Updated by Christian McDonald 2 months ago
- Status changed from New to Feedback
- Assignee set to Christian McDonald
- Target version set to 2.8.0
- Plus Target Version changed from 24.11 to 25.07
A mitigation has been added for this.
Updated by Christian McDonald 2 months ago
- Plus Target Version changed from 25.07 to 25.03
Updated by Jim Pingle about 2 months ago
- Subject changed from Kea-dhcp4 can sometimes get "stuck" with multiple processes running and cause binding issues to Kea can unintentionally attempt to spawn multiple processes and fail
Updated by Jason Montleon about 1 month ago
I ran into this on 1 6100. I recently assigned an interface to add a new network and enabled the dhcp server on the interface. Today I was trying to update a clients settings and they were not taking effect.
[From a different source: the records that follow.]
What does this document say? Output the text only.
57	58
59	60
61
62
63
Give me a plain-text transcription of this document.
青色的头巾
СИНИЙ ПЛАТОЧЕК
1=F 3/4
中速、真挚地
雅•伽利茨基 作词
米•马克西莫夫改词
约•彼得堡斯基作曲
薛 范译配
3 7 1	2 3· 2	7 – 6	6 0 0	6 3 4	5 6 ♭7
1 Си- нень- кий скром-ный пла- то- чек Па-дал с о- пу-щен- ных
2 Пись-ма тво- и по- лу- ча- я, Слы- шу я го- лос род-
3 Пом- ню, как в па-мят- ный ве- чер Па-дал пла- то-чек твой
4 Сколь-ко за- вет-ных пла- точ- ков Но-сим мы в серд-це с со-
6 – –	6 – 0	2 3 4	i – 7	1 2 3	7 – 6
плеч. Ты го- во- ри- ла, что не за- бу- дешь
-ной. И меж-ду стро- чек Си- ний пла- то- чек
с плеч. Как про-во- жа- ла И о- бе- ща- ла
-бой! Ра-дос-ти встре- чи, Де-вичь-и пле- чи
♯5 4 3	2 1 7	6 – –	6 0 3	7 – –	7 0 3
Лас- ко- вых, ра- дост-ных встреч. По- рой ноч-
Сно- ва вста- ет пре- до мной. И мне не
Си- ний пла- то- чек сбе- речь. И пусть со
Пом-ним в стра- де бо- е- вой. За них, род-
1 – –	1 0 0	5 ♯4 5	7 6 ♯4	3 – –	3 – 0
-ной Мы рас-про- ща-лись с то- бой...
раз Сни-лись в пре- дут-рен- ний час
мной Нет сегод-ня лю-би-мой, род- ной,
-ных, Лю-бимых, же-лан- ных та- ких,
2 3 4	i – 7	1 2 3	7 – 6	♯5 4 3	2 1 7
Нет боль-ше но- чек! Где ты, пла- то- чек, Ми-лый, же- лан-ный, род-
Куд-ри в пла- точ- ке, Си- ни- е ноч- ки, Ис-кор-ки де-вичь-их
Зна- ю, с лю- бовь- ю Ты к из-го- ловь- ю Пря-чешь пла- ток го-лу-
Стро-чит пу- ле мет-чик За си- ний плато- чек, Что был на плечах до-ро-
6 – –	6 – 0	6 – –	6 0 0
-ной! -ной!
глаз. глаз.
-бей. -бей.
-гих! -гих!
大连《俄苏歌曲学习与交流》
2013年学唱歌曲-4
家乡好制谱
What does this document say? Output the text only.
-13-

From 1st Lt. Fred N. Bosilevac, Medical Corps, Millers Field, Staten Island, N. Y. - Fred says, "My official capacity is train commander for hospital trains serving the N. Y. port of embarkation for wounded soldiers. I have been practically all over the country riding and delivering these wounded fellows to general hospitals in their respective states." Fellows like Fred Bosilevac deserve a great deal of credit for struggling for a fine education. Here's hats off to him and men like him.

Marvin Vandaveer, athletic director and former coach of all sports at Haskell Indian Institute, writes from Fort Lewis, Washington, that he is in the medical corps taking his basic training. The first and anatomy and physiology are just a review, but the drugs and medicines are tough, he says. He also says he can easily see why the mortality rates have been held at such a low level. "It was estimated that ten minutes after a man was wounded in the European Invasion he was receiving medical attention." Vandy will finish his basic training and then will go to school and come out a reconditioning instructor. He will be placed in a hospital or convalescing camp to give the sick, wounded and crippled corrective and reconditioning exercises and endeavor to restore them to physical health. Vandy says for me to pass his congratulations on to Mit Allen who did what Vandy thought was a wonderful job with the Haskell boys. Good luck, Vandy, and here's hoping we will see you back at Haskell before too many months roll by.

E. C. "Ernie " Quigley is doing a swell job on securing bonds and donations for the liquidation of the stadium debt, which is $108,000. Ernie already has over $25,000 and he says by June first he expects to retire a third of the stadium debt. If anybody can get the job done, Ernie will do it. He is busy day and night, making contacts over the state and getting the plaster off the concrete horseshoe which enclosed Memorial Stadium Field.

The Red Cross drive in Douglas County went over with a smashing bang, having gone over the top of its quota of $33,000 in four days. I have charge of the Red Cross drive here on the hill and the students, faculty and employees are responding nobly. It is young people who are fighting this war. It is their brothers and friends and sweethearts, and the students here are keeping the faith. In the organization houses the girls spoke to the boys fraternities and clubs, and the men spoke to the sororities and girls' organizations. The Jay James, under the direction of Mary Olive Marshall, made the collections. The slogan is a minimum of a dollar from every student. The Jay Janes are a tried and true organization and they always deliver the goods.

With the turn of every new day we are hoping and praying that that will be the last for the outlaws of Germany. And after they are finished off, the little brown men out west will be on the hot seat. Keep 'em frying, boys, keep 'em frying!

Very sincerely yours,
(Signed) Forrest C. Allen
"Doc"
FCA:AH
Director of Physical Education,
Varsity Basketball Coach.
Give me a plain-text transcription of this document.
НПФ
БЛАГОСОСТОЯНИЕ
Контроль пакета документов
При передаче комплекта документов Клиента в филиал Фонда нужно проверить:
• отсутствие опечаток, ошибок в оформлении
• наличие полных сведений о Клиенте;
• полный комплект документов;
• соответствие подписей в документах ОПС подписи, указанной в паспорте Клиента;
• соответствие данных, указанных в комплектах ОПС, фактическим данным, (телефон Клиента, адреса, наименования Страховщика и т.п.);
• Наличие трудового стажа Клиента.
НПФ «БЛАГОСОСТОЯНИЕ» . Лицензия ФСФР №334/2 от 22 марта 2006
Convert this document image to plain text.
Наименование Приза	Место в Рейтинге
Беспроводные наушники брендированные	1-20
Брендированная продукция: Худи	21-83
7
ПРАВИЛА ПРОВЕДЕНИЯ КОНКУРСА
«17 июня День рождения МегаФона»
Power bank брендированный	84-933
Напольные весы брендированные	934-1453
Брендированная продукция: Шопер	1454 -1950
Looking in the log I saw the 'DHCPSRV_OPEN_SOCKET_FAIL' error message going back to around the time I configured the new interface, though at this point it is hard for me to say if it coincides exactly.
I stopped the service in the web UI and found there were still two processes running. After killing them and restarting the service it seems to be working correctly again. I wasn't smart enough to look at sockstat output before killing them, but if I had to guess one was listening on each interface similar to what Sevi A saw.
It seems like it could be a similar situation to his, "...recently added two new VLANs with corresponding interfaces and DHCP servers..."
Updated by John Doe 30 days ago
Hello all,
I just had the same behavior on my Netgate 4200 without playing around with pfsense nor changing anything in the setup. From the very begin, I am using KEA and today without any reasons my PC was just thrown away from DHCP , lost IP.
After I restarted my PC I could get an IP from DHCP , but I found following in the system logs " DHCPSRV_OPEN_SOCKET_FAIL failed to open socket: Failed to open socket on interface igc1, reason: failed to bind fallback socket to address xxx.xxx.xxx.xxx, port 67, reason: Address already in use - is another DHCP server running? "
regards
Tom
Updated by Kris Phillips 10 days ago
Tried switching between kea and isc, stopping and starting services in unusual ways, etc. I'm no longer able to reproduce kea spawning multiple processes that it shouldn't.
At this point, I think we can mark this as Resolved, but would be good to have one more person try to reproduce this on 25.03-BETA.
Updated by Christian McDonald 1 day ago
- Status changed from Feedback to Resolved
Marking resolved.
Thanks